O acesso à área principal, na zona Sul, terá um parque de estacionamento e, ao longo da via, um acesso pedonal, marcado pela implementação de uma área de desporto activo, com dois/três campos de jogos. Pelo meio, a Noroeste, um recreio activo informal com vários equipamentos, irá delinear o acesso à zona principal. Ainda aqui, vai haver espaço para uma praça que permitirá o desenvolvimento de um pequeno mercado, ou outro evento de cariz local para festividades e concertos ao ar livre.Neste local vão poder ser avistados espaços verdes um pouco por toda a parte, com diversas hortas ao longo dos caminhos e acessos, onde todos os moradores poderão cultivar uma pequena horta para consumo próprio ou venda no mercado local. O sistema de uso destas hortas deverá ser sujeito a um concurso, com contrato de utilização anual. O projecto abrange ainda um sistema de rega em áreas nobres com uma utilização mais intensa como a área de recreio infantil, áreas de recepção e envolvente da cafetaria.Através destas acções pretende-se tirar o máximo partido das características inerentes deste espaço.

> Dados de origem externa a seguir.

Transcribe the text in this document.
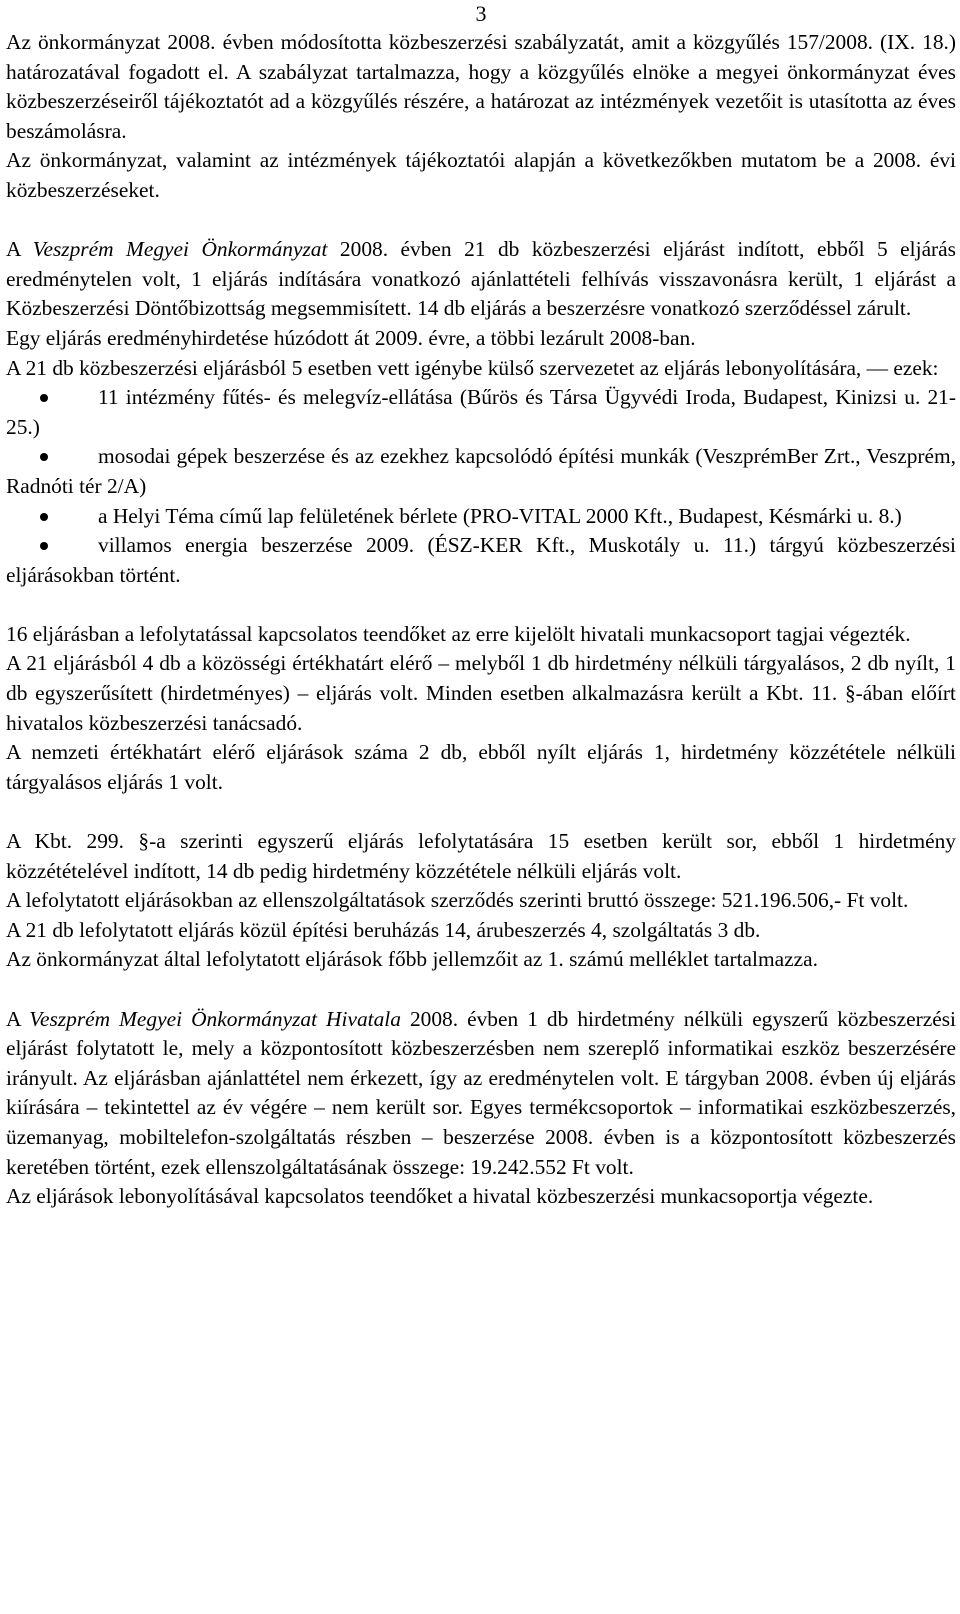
3

Az önkormányzat 2008. évben módosította közbeszerzési szabályzatát, amit a közgyűlés 157/2008. (IX. 18.) határozatával fogadott el. A szabályzat tartalmazza, hogy a közgyűlés elnöke a megyei önkormányzat éves közbeszerzéseiről tájékoztatót ad a közgyűlés részére, a határozat az intézmények vezetőit is utasította az éves beszámolásra.

Az önkormányzat, valamint az intézmények tájékoztatói alapján a következőkben mutatom be a 2008. évi közbeszerzéseket.

A Veszprém Megyei Önkormányzat 2008. évben 21 db közbeszerzési eljárást indított, ebből 5 eljárás eredménytelen volt, 1 eljárás indítására vonatkozó ajánlattételi felhívás visszavonásra került, 1 eljárást a Közbeszerzési Döntőbizottság megsemmisített. 14 db eljárás a beszerzésre vonatkozó szerződéssel zárult.

Egy eljárás eredményhirdetése húzódott át 2009. évre, a többi lezárult 2008-ban.

A 21 db közbeszerzési eljárásból 5 esetben vett igénybe külső szervezetet az eljárás lebonyolítására, ― ezek:

11 intézmény fűtés- és melegvíz-ellátása (Bűrös és Társa Ügyvédi Iroda, Budapest, Kinizsi u. 21-25.)

mosodai gépek beszerzése és az ezekhez kapcsolódó építési munkák (VeszprémBer Zrt., Veszprém, Radnóti tér 2/A)

a Helyi Téma című lap felületének bérlete (PRO-VITAL 2000 Kft., Budapest, Késmárki u. 8.)

villamos energia beszerzése 2009. (ÉSZ-KER Kft., Muskotály u. 11.) tárgyú közbeszerzési eljárásokban történt.

16 eljárásban a lefolytatással kapcsolatos teendőket az erre kijelölt hivatali munkacsoport tagjai végezték.

A 21 eljárásból 4 db a közösségi értékhatárt elérő – melyből 1 db hirdetmény nélküli tárgyalásos, 2 db nyílt, 1 db egyszerűsített (hirdetményes) – eljárás volt. Minden esetben alkalmazásra került a Kbt. 11. §-ában előírt hivatalos közbeszerzési tanácsadó.

A nemzeti értékhatárt elérő eljárások száma 2 db, ebből nyílt eljárás 1, hirdetmény közzététele nélküli tárgyalásos eljárás 1 volt.

A Kbt. 299. §-a szerinti egyszerű eljárás lefolytatására 15 esetben került sor, ebből 1 hirdetmény közzétételével indított, 14 db pedig hirdetmény közzététele nélküli eljárás volt.

A lefolytatott eljárásokban az ellenszolgáltatások szerződés szerinti bruttó összege: 521.196.506,- Ft volt.

A 21 db lefolytatott eljárás közül építési beruházás 14, árubeszerzés 4, szolgáltatás 3 db.

Az önkormányzat által lefolytatott eljárások főbb jellemzőit az 1. számú melléklet tartalmazza.

A Veszprém Megyei Önkormányzat Hivatala 2008. évben 1 db hirdetmény nélküli egyszerű közbeszerzési eljárást folytatott le, mely a központosított közbeszerzésben nem szereplő informatikai eszköz beszerzésére irányult. Az eljárásban ajánlattétel nem érkezett, így az eredménytelen volt. E tárgyban 2008. évben új eljárás kiírására – tekintettel az év végére – nem került sor. Egyes termékcsoportok – informatikai eszközbeszerzés, üzemanyag, mobiltelefon-szolgáltatás részben – beszerzése 2008. évben is a központosított közbeszerzés keretében történt, ezek ellenszolgáltatásának összege: 19.242.552 Ft volt.

Az eljárások lebonyolításával kapcsolatos teendőket a hivatal közbeszerzési munkacsoportja végezte.
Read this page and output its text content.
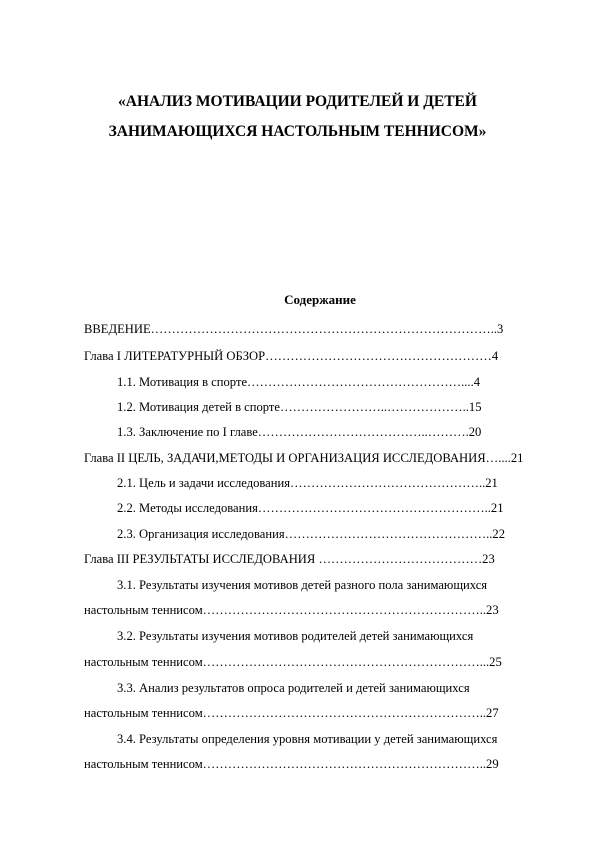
«АНАЛИЗ МОТИВАЦИИ РОДИТЕЛЕЙ И ДЕТЕЙ
ЗАНИМАЮЩИХСЯ НАСТОЛЬНЫМ ТЕННИСОМ»
Содержание
ВВЕДЕНИЕ………………………………………………………………………..3
Глава I ЛИТЕРАТУРНЫЙ ОБЗОР………………………………………………4
1.1. Мотивация в спорте……………………………………………....4
1.2. Мотивация детей в спорте……………………..………………..15
1.3. Заключение по I главе…………………………………..……….20
Глава II ЦЕЛЬ, ЗАДАЧИ,МЕТОДЫ И ОРГАНИЗАЦИЯ ИССЛЕДОВАНИЯ…....21
2.1. Цель и задачи исследования………………………………………..21
2.2. Методы исследования………………………………………………..21
2.3. Организация исследования…………………………………………..22
Глава III РЕЗУЛЬТАТЫ ИССЛЕДОВАНИЯ …………………………………23
3.1. Результаты изучения мотивов детей разного пола занимающихся
настольным теннисом…………………………………………………………..23
3.2. Результаты изучения мотивов родителей детей занимающихся
настольным теннисом…………………………………………………………...25
3.3. Анализ результатов опроса родителей и детей занимающихся
настольным теннисом…………………………………………………………..27
3.4. Результаты определения уровня мотивации у детей занимающихся
настольным теннисом…………………………………………………………..29
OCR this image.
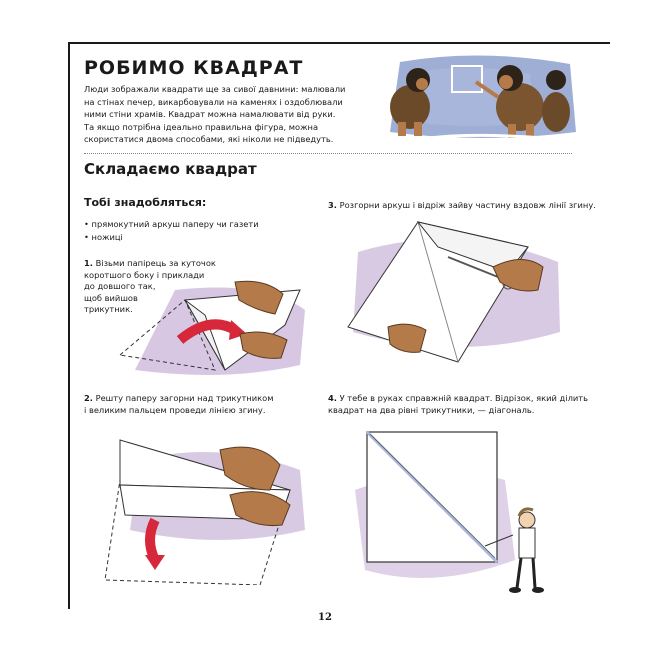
РОБИМО КВАДРАТ

Люди зображали квадрати ще за сивої давнини: малювали
на стінах печер, викарбовували на каменях і оздоблювали
ними стіни храмів. Квадрат можна намалювати від руки.
Та якщо потрібна ідеально правильна фігура, можна
скористатися двома способами, які ніколи не підведуть.

Складаємо квадрат
Тобі знадобляться:
• прямокутний аркуш паперу чи газети
• ножиці

1. Візьми папірець за куточок
коротшого боку і приклади
до довшого так,
щоб вийшов
трикутник.

3. Розгорни аркуш і відріж зайву частину вздовж лінії згину.

2. Решту паперу загорни над трикутником
і великим пальцем проведи лінією згину.

4. У тебе в руках справжній квадрат. Відрізок, який ділить
квадрат на два рівні трикутники, — діагональ.

12
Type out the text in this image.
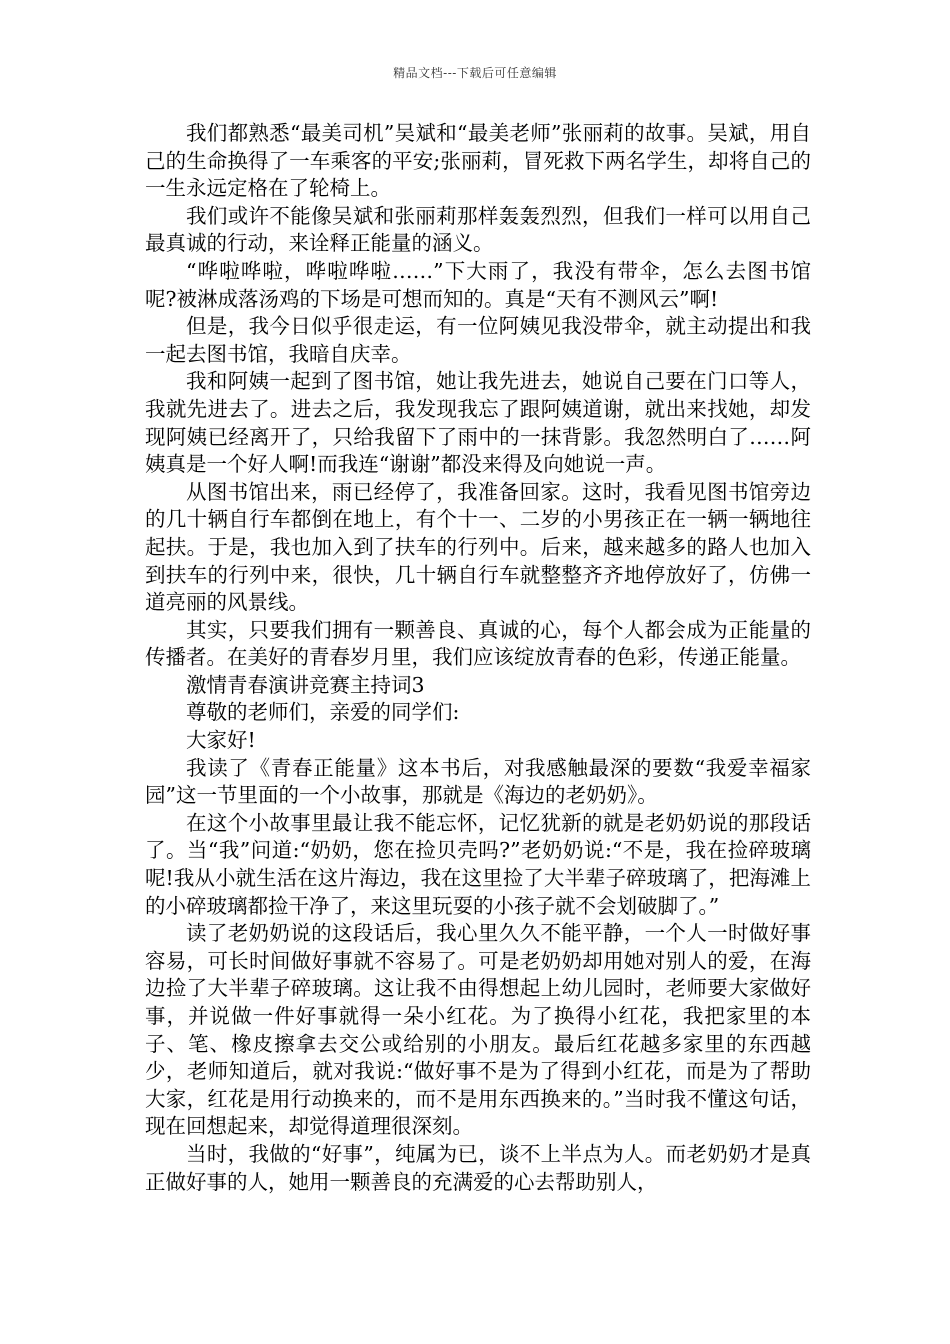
精品文档---下载后可任意编辑

我们都熟悉“最美司机”吴斌和“最美老师”张丽莉的故事。吴斌，用自己的生命换得了一车乘客的平安;张丽莉，冒死救下两名学生，却将自己的一生永远定格在了轮椅上。

我们或许不能像吴斌和张丽莉那样轰轰烈烈，但我们一样可以用自己最真诚的行动，来诠释正能量的涵义。

“哗啦哗啦，哗啦哗啦……”下大雨了，我没有带伞，怎么去图书馆呢?被淋成落汤鸡的下场是可想而知的。真是“天有不测风云”啊!

但是，我今日似乎很走运，有一位阿姨见我没带伞，就主动提出和我一起去图书馆，我暗自庆幸。

我和阿姨一起到了图书馆，她让我先进去，她说自己要在门口等人，我就先进去了。进去之后，我发现我忘了跟阿姨道谢，就出来找她，却发现阿姨已经离开了，只给我留下了雨中的一抹背影。我忽然明白了……阿姨真是一个好人啊!而我连“谢谢”都没来得及向她说一声。

从图书馆出来，雨已经停了，我准备回家。这时，我看见图书馆旁边的几十辆自行车都倒在地上，有个十一、二岁的小男孩正在一辆一辆地往起扶。于是，我也加入到了扶车的行列中。后来，越来越多的路人也加入到扶车的行列中来，很快，几十辆自行车就整整齐齐地停放好了，仿佛一道亮丽的风景线。

其实，只要我们拥有一颗善良、真诚的心，每个人都会成为正能量的传播者。在美好的青春岁月里，我们应该绽放青春的色彩，传递正能量。

激情青春演讲竞赛主持词3

尊敬的老师们，亲爱的同学们:

大家好!

我读了《青春正能量》这本书后，对我感触最深的要数“我爱幸福家园”这一节里面的一个小故事，那就是《海边的老奶奶》。

在这个小故事里最让我不能忘怀，记忆犹新的就是老奶奶说的那段话了。当“我”问道:“奶奶，您在捡贝壳吗?”老奶奶说:“不是，我在捡碎玻璃呢!我从小就生活在这片海边，我在这里捡了大半辈子碎玻璃了，把海滩上的小碎玻璃都捡干净了，来这里玩耍的小孩子就不会划破脚了。”

读了老奶奶说的这段话后，我心里久久不能平静，一个人一时做好事容易，可长时间做好事就不容易了。可是老奶奶却用她对别人的爱，在海边捡了大半辈子碎玻璃。这让我不由得想起上幼儿园时，老师要大家做好事，并说做一件好事就得一朵小红花。为了换得小红花，我把家里的本子、笔、橡皮擦拿去交公或给别的小朋友。最后红花越多家里的东西越少，老师知道后，就对我说:“做好事不是为了得到小红花，而是为了帮助大家，红花是用行动换来的，而不是用东西换来的。”当时我不懂这句话，现在回想起来，却觉得道理很深刻。

当时，我做的“好事”，纯属为已，谈不上半点为人。而老奶奶才是真正做好事的人，她用一颗善良的充满爱的心去帮助别人，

Parque das Penhas da Marmeleira – aproveitamento ideal do espaçoNo sentido de recuperar a área degradada em zona limite do Parque Natural de Sintra-Cascais surge o projecto do Parque das Penhas da Marmeleira, com o intuito de valorizar o espaço natural que este ocupa e a relação visual que estabelece com a Serra de Sintra, a Ribeira das Vinhas e as Penhas da Marmeleira.
Entre algumas acções em desenvolvimento no local, procedeu-se à implementação de uma passagem pedestre que percorre todo o espaço, através de plataformas de madeira sobre o terreno de forma a reduzir declives e permitir acesso a determinadas zonas.A abertura desta área para a passagem de peões e bicicletas, permitindo que haja uma ligação entre os percursos pedestres e cicláveis, com início em Cascais e com termo na Serra de Sintra, será outra das funcionalidades a implementar neste parque.